There is nothing wrong with the classic regulatory and market definition of FSS, BSS, and MSS.  It is how the industry has grown and our current regulations reflect this.  It does though perhaps need to change to remain relevant.  The market is changing, the laws of physics remain the same, but how we choose to regulate them may now also need to become Digitally Agnostic

In the age of Digital Agnosticism, is ViaSat-1 more than a High Throughput Satellite?  Is it the ultimate harbinger of change? Satellite broadband is changing the very definition of communications.   Are we moving to an age of Digitally Agnostic satellite communications where there is no more FSS or BSS or MSS, but rather the transmission of pure digital data, no matter what the content of that data?  A real change for the regulation of satellites and for the societies and economics they serve?  

There is talk of the Internet of Everything, Personal Data Clouds, streaming all and everything with petabytes of data per person needed 24/7/365.  A veritable Tsunami of data needs in the Digital Renaissance is headed towards the human race and we can either be swamped by wave of digital change, or we can ‘be the wave’ and metaphorically surf it to success.  We need to remain calm and be Zen. 

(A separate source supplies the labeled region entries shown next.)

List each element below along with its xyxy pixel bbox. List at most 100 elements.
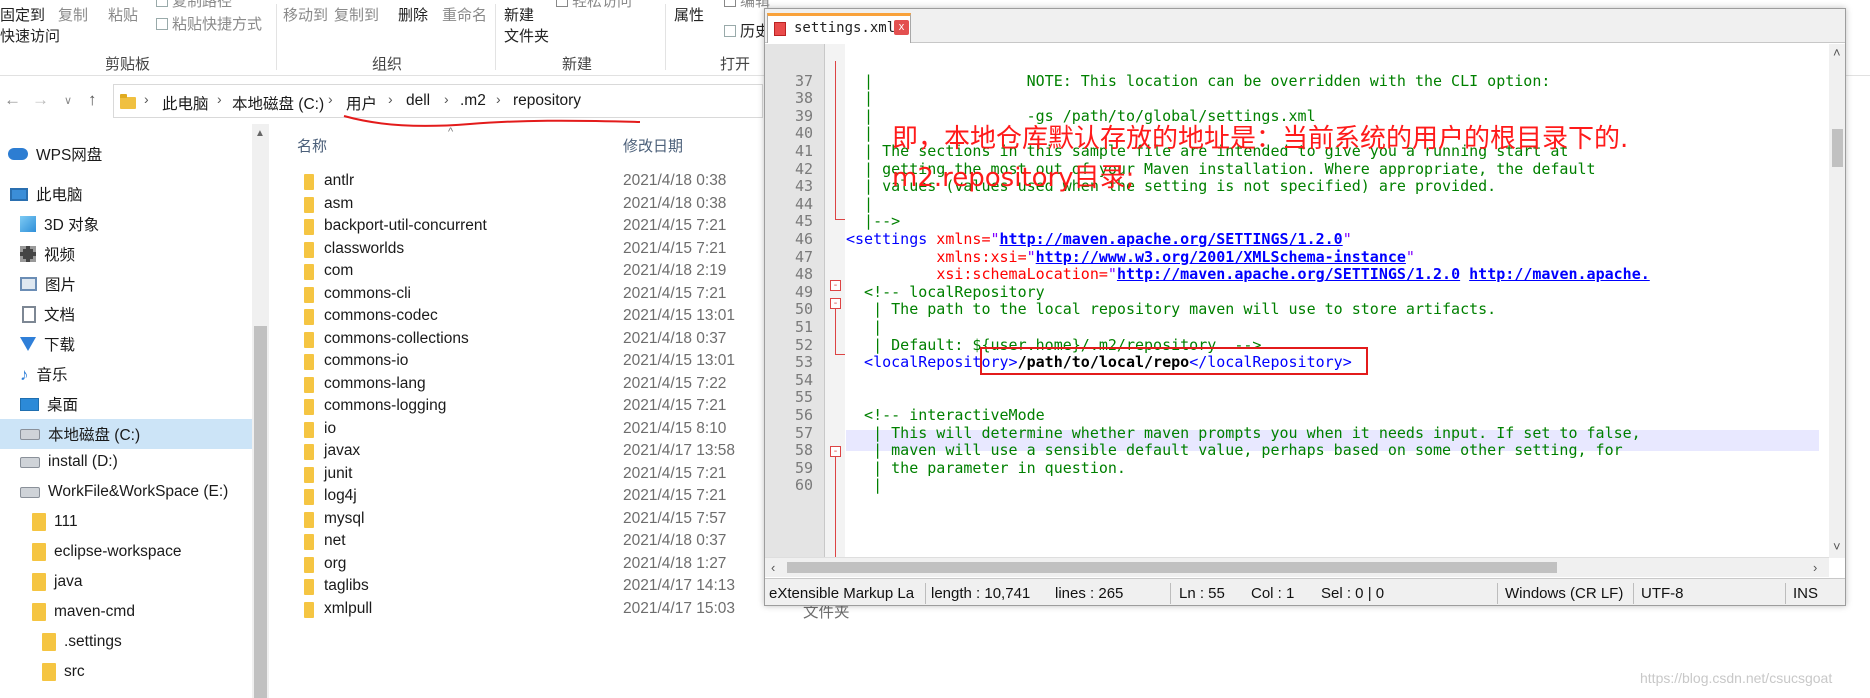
xml-url-link[interactable]: http://www.w3.org/2001/XMLSchema-instanc… — [1036, 248, 1406, 266]
file-name: net — [324, 532, 346, 549]
nav-item-eclipse-workspace[interactable]: eclipse-workspace — [32, 543, 182, 561]
properties-button[interactable]: 属性 — [674, 4, 704, 25]
nav-item-drive-e[interactable]: WorkFile&WorkSpace (E:) — [20, 483, 228, 501]
editor-horizontal-scroll-thumb[interactable] — [787, 562, 1557, 573]
easy-access-button[interactable]: 轻松访问 — [556, 0, 632, 11]
file-row[interactable]: log4j 2021/4/15 7:21 — [300, 485, 770, 509]
file-row[interactable]: javax 2021/4/17 13:58 — [300, 440, 770, 464]
rename-button[interactable]: 重命名 — [442, 4, 487, 25]
fold-toggle-icon[interactable]: - — [830, 298, 841, 309]
scroll-up-icon[interactable]: ˄ — [1833, 45, 1841, 60]
file-row[interactable]: xmlpull 2021/4/17 15:03 文件夹 — [300, 598, 850, 622]
copy-button[interactable]: 复制 — [58, 4, 88, 25]
file-row[interactable]: antlr 2021/4/18 0:38 — [300, 170, 770, 194]
nav-item-src[interactable]: src — [42, 663, 85, 681]
nav-item-drive-d[interactable]: install (D:) — [20, 453, 118, 471]
back-arrow-icon[interactable]: ← — [4, 90, 21, 110]
nav-item-maven-cmd[interactable]: maven-cmd — [32, 603, 135, 621]
chevron-right-icon: › — [388, 91, 393, 107]
up-arrow-icon[interactable]: ↑ — [88, 90, 97, 110]
nav-item-downloads[interactable]: 下载 — [20, 333, 75, 355]
file-row[interactable]: io 2021/4/15 8:10 — [300, 418, 770, 442]
file-row[interactable]: taglibs2021/4/17 14:13文件夹 — [300, 575, 850, 599]
watermark: https://blog.csdn.net/csucsgoat — [1640, 670, 1833, 686]
breadcrumb-this-pc[interactable]: 此电脑 — [162, 92, 209, 114]
column-header-date[interactable]: 修改日期 — [623, 135, 683, 156]
file-row[interactable]: org2021/4/18 1:27文件夹 — [300, 553, 850, 577]
xml-url-link[interactable]: http://maven.apache.org/SETTINGS/1.2.0 — [1000, 230, 1343, 248]
status-eol[interactable]: Windows (CR LF) — [1505, 585, 1623, 602]
forward-arrow-icon[interactable]: → — [32, 90, 49, 110]
breadcrumb-dell[interactable]: dell — [406, 92, 430, 110]
file-row[interactable]: commons-logging 2021/4/15 7:21 — [300, 395, 770, 419]
file-date: 2021/4/18 0:38 — [623, 172, 727, 189]
scroll-left-icon[interactable]: ‹ — [771, 560, 775, 575]
close-icon[interactable]: x — [894, 20, 909, 35]
nav-item-this-pc[interactable]: 此电脑 — [10, 183, 83, 205]
code-line: | the parameter in question. — [846, 459, 1845, 477]
file-date: 2021/4/15 13:01 — [623, 352, 736, 369]
file-row[interactable]: backport-util-concurrent 2021/4/15 7:21 — [300, 215, 770, 239]
status-insert-mode[interactable]: INS — [1793, 585, 1818, 602]
history-icon — [724, 25, 736, 37]
file-row[interactable]: classworlds 2021/4/15 7:21 — [300, 238, 770, 262]
editor-vertical-scrollbar[interactable] — [1829, 44, 1845, 558]
breadcrumb-drive-c[interactable]: 本地磁盘 (C:) — [232, 92, 324, 114]
nav-item-settings-folder[interactable]: .settings — [42, 633, 122, 651]
status-lines: lines : 265 — [1055, 585, 1124, 602]
xml-url-link[interactable]: http://maven.apache. — [1469, 265, 1650, 283]
folder-icon — [32, 603, 46, 621]
file-row[interactable]: net2021/4/18 0:37文件夹 — [300, 530, 850, 554]
nav-item-drive-c[interactable]: 本地磁盘 (C:) — [0, 419, 252, 449]
nav-item-documents[interactable]: 文档 — [22, 303, 75, 325]
nav-item-wps-cloud[interactable]: WPS网盘 — [8, 143, 102, 165]
paste-shortcut-button[interactable]: 粘贴快捷方式 — [156, 13, 262, 34]
scroll-up-icon[interactable]: ▲ — [255, 128, 265, 139]
nav-item-folder-111[interactable]: 111 — [32, 513, 78, 531]
3d-objects-icon — [20, 216, 36, 232]
paste-button[interactable]: 粘贴 — [108, 4, 138, 25]
xml-url-link[interactable]: http://maven.apache.org/SETTINGS/1.2.0 — [1117, 265, 1460, 283]
file-row[interactable]: commons-cli 2021/4/15 7:21 — [300, 283, 770, 307]
file-date: 2021/4/18 1:27 — [623, 554, 727, 572]
tab-settings-xml[interactable]: settings.xml x — [767, 13, 911, 43]
editor-vertical-scroll-thumb[interactable] — [1832, 129, 1843, 167]
file-row[interactable]: commons-codec 2021/4/15 13:01 — [300, 305, 770, 329]
scroll-down-icon[interactable]: ˅ — [1833, 539, 1841, 554]
status-encoding[interactable]: UTF-8 — [1641, 585, 1684, 602]
folder-icon — [304, 399, 314, 415]
copy-to-button[interactable]: 复制到 — [334, 4, 379, 25]
new-folder-button[interactable]: 新建 文件夹 — [504, 4, 549, 46]
fold-toggle-icon[interactable]: - — [830, 280, 841, 291]
column-header-name[interactable]: 名称 — [297, 135, 327, 156]
file-row[interactable]: commons-lang 2021/4/15 7:22 — [300, 373, 770, 397]
file-name: commons-codec — [324, 307, 438, 324]
move-to-button[interactable]: 移动到 — [283, 4, 328, 25]
recent-chevron-icon[interactable]: ∨ — [64, 94, 72, 107]
fold-toggle-icon[interactable]: - — [830, 446, 841, 457]
breadcrumb-repository[interactable]: repository — [513, 92, 581, 110]
nav-item-3d-objects[interactable]: 3D 对象 — [20, 213, 99, 235]
file-row[interactable]: mysql 2021/4/15 7:57 — [300, 508, 770, 532]
nav-pane-scroll-thumb[interactable] — [254, 326, 267, 698]
easy-access-checkbox[interactable] — [556, 0, 568, 7]
file-row[interactable]: commons-collections 2021/4/18 0:37 — [300, 328, 770, 352]
file-row[interactable]: asm 2021/4/18 0:38 — [300, 193, 770, 217]
nav-item-java[interactable]: java — [32, 573, 82, 591]
paste-shortcut-icon — [156, 18, 168, 30]
folder-icon — [304, 376, 314, 393]
nav-item-pictures[interactable]: 图片 — [20, 273, 76, 295]
xml-attr: xsi:schemaLocation= — [936, 265, 1108, 284]
file-row[interactable]: commons-io 2021/4/15 13:01 — [300, 350, 770, 374]
nav-item-desktop[interactable]: 桌面 — [20, 393, 78, 415]
file-row[interactable]: junit 2021/4/15 7:21 — [300, 463, 770, 487]
file-row[interactable]: com 2021/4/18 2:19 — [300, 260, 770, 284]
nav-item-videos[interactable]: 视频 — [20, 243, 75, 265]
nav-item-music[interactable]: ♪ 音乐 — [20, 363, 68, 385]
scroll-right-icon[interactable]: › — [1813, 560, 1817, 575]
copy-path-button[interactable]: 复制路径 — [156, 0, 232, 11]
pin-quick-access-button[interactable]: 固定到 快速访问 — [0, 4, 60, 46]
sort-ascending-icon: ^ — [448, 126, 454, 138]
delete-button[interactable]: 删除 — [398, 4, 428, 25]
breadcrumb-m2[interactable]: .m2 — [460, 92, 486, 110]
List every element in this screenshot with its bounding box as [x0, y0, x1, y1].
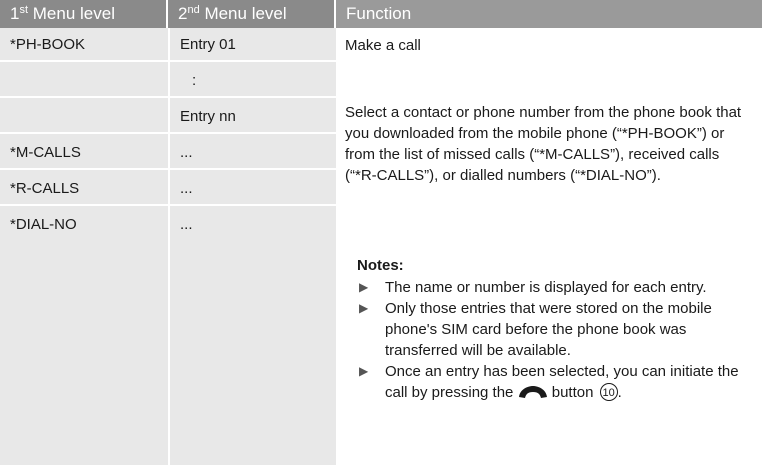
level2-cell: Entry nn	[168, 100, 336, 134]
header-1st-menu-level: 1st Menu level	[0, 0, 168, 28]
level1-cell: *M-CALLS	[0, 136, 168, 170]
header-function: Function	[336, 0, 762, 28]
level2-cell: ...	[168, 172, 336, 206]
notes-heading: Notes:	[357, 257, 404, 274]
column-divider	[336, 28, 338, 465]
function-title: Make a call	[345, 37, 421, 54]
header-1st-sup: st	[19, 4, 29, 16]
level2-cell: ...	[168, 136, 336, 170]
table-row: *DIAL-NO ...	[0, 208, 336, 242]
note-text: Only those entries that were stored on t…	[385, 300, 712, 359]
level1-cell	[0, 64, 168, 98]
level2-cell: Entry 01	[168, 28, 336, 62]
phone-handset-icon	[518, 386, 547, 398]
level1-cell: *PH-BOOK	[0, 28, 168, 62]
note-item: ▶ Once an entry has been selected, you c…	[359, 363, 739, 401]
table-header: 1st Menu level 2nd Menu level Function	[0, 0, 762, 28]
header-2nd-menu-level: 2nd Menu level	[168, 0, 336, 28]
triangle-right-icon: ▶	[359, 301, 369, 315]
level2-cell: :	[168, 64, 336, 98]
note-item: ▶ Only those entries that were stored on…	[357, 298, 757, 361]
notes-list: ▶ The name or number is displayed for ea…	[357, 277, 757, 403]
header-2nd-rest: Menu level	[199, 4, 287, 23]
table-row: Entry nn	[0, 100, 336, 134]
note-button-label: button	[551, 384, 594, 401]
header-1st-rest: Menu level	[28, 4, 115, 23]
menu-table: 1st Menu level 2nd Menu level Function *…	[0, 0, 762, 465]
level1-cell: *DIAL-NO	[10, 216, 77, 233]
triangle-right-icon: ▶	[359, 364, 369, 378]
button-number-badge: 10	[599, 383, 618, 401]
note-item: ▶ The name or number is displayed for ea…	[357, 277, 757, 298]
table-row: *PH-BOOK Entry 01	[0, 28, 336, 62]
level1-cell	[0, 100, 168, 134]
level1-cell: *R-CALLS	[0, 172, 168, 206]
triangle-right-icon: ▶	[359, 280, 369, 294]
table-row: :	[0, 64, 336, 98]
note-text: The name or number is displayed for each…	[385, 279, 707, 296]
level2-cell: ...	[180, 216, 193, 233]
header-2nd-sup: nd	[187, 4, 200, 16]
function-description: Select a contact or phone number from th…	[345, 104, 742, 184]
table-row: *R-CALLS ...	[0, 172, 336, 206]
table-row: *M-CALLS ...	[0, 136, 336, 170]
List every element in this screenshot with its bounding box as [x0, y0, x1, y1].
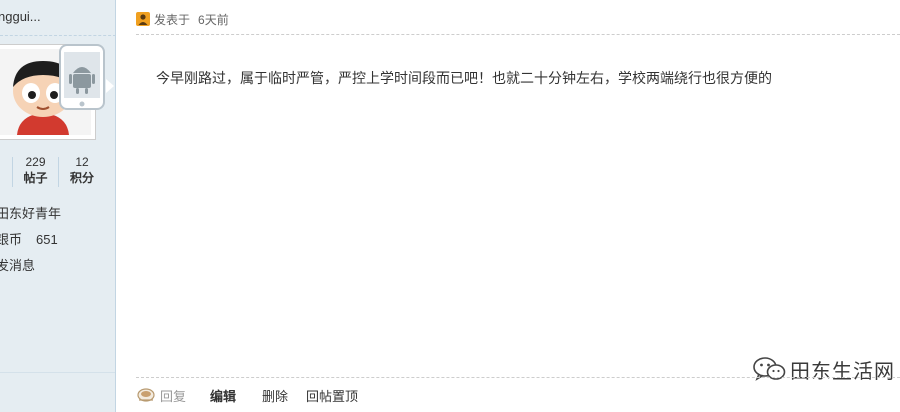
post-header-divider — [136, 34, 900, 35]
coins-value: 651 — [36, 232, 58, 247]
stat-credits-value: 12 — [75, 155, 89, 169]
edit-button[interactable]: 编辑 — [210, 386, 236, 405]
reply-button[interactable]: 回复 — [160, 386, 186, 405]
post-time: 6天前 — [198, 12, 229, 27]
post-actions: 回复 编辑 删除 回帖置顶 — [136, 384, 376, 406]
mobile-client-icon — [59, 44, 105, 110]
post-footer-divider — [136, 377, 900, 378]
coins-label: 银币 — [0, 232, 23, 247]
badge-arrow — [106, 79, 114, 93]
post-content: 今早刚路过，属于临时严管，严控上学时间段而已吧！也就二十分钟左右，学校两端绕行也… — [156, 70, 772, 86]
coins-row: 银币 651 — [0, 229, 58, 248]
author-stats: 229 帖子 12 积分 — [0, 155, 115, 189]
watermark-text: 田东生活网 — [790, 360, 895, 383]
watermark: 田东生活网 — [752, 352, 895, 386]
sidebar-footer — [0, 372, 115, 412]
user-group[interactable]: 田东好青年 — [0, 203, 61, 222]
author-sidebar: nggui... 229 帖子 12 积分 田东好青年 币 651 消息 — [0, 0, 116, 412]
post-meta-prefix: 发表于 — [154, 12, 191, 27]
wechat-icon — [753, 357, 786, 381]
stat-credits-label: 积分 — [69, 171, 94, 185]
stat-threads[interactable] — [0, 155, 10, 189]
reply-icon[interactable] — [136, 387, 156, 403]
stat-posts-label: 帖子 — [23, 171, 48, 185]
stat-posts-value: 229 — [25, 155, 46, 169]
send-message-link[interactable]: 发消息 — [0, 255, 35, 274]
stat-posts[interactable]: 229 帖子 — [13, 155, 58, 189]
stat-credits[interactable]: 12 积分 — [59, 155, 105, 189]
sidebar-divider — [0, 35, 115, 36]
post-meta: 发表于 6天前 — [136, 9, 229, 29]
author-online-icon — [136, 12, 150, 26]
pin-reply-button[interactable]: 回帖置顶 — [306, 386, 358, 405]
author-username[interactable]: nggui... — [0, 9, 41, 24]
delete-button[interactable]: 删除 — [262, 386, 288, 405]
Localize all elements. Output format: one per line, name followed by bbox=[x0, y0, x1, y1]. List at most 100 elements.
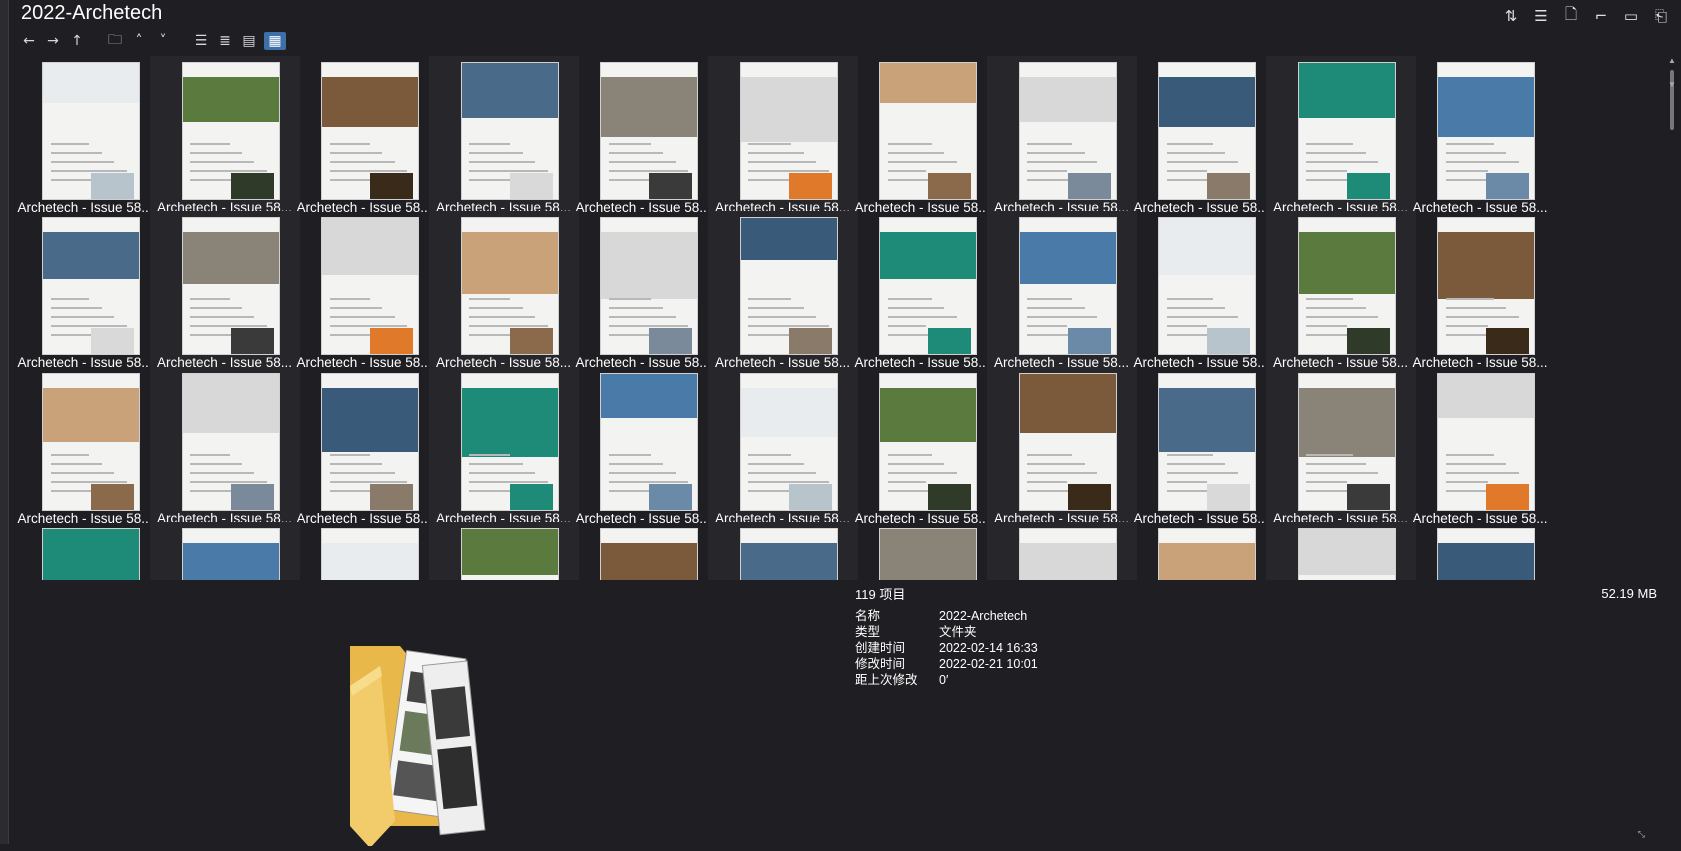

After all, the wave needs us, desperately so: satellite is especially good for digital data.  Between the content provider and their customer is us, satellite, providing the ultimate conduit for the free communication of ideas.  As an industry, we need to be Digitally Agnostic.  We’re creating this age of Digital Agnosticism after all. It’s all about the satellites and the screen and it’s all about the contents of the bits. 

As the SSPI, we recognize that we must work to facilitate those connections on every platform and every screen possible for our members.  We’re not here to take sides in the Facebook versus Google+ versus Linked In debate or to choose one platform over another.   We have to be agnostic. We have to be now and for ever more Digitally Agnostic if we’re to succeed and thrive. 

Chris Stott

Chairman, SSPI www.sspi.org & Chairman & CEO, ManSat www.mansat.com

P.S. I won’t even begin to touch the ‘Freemium’ economy and its potential impact on satellite…and our Society.  That’s for another post.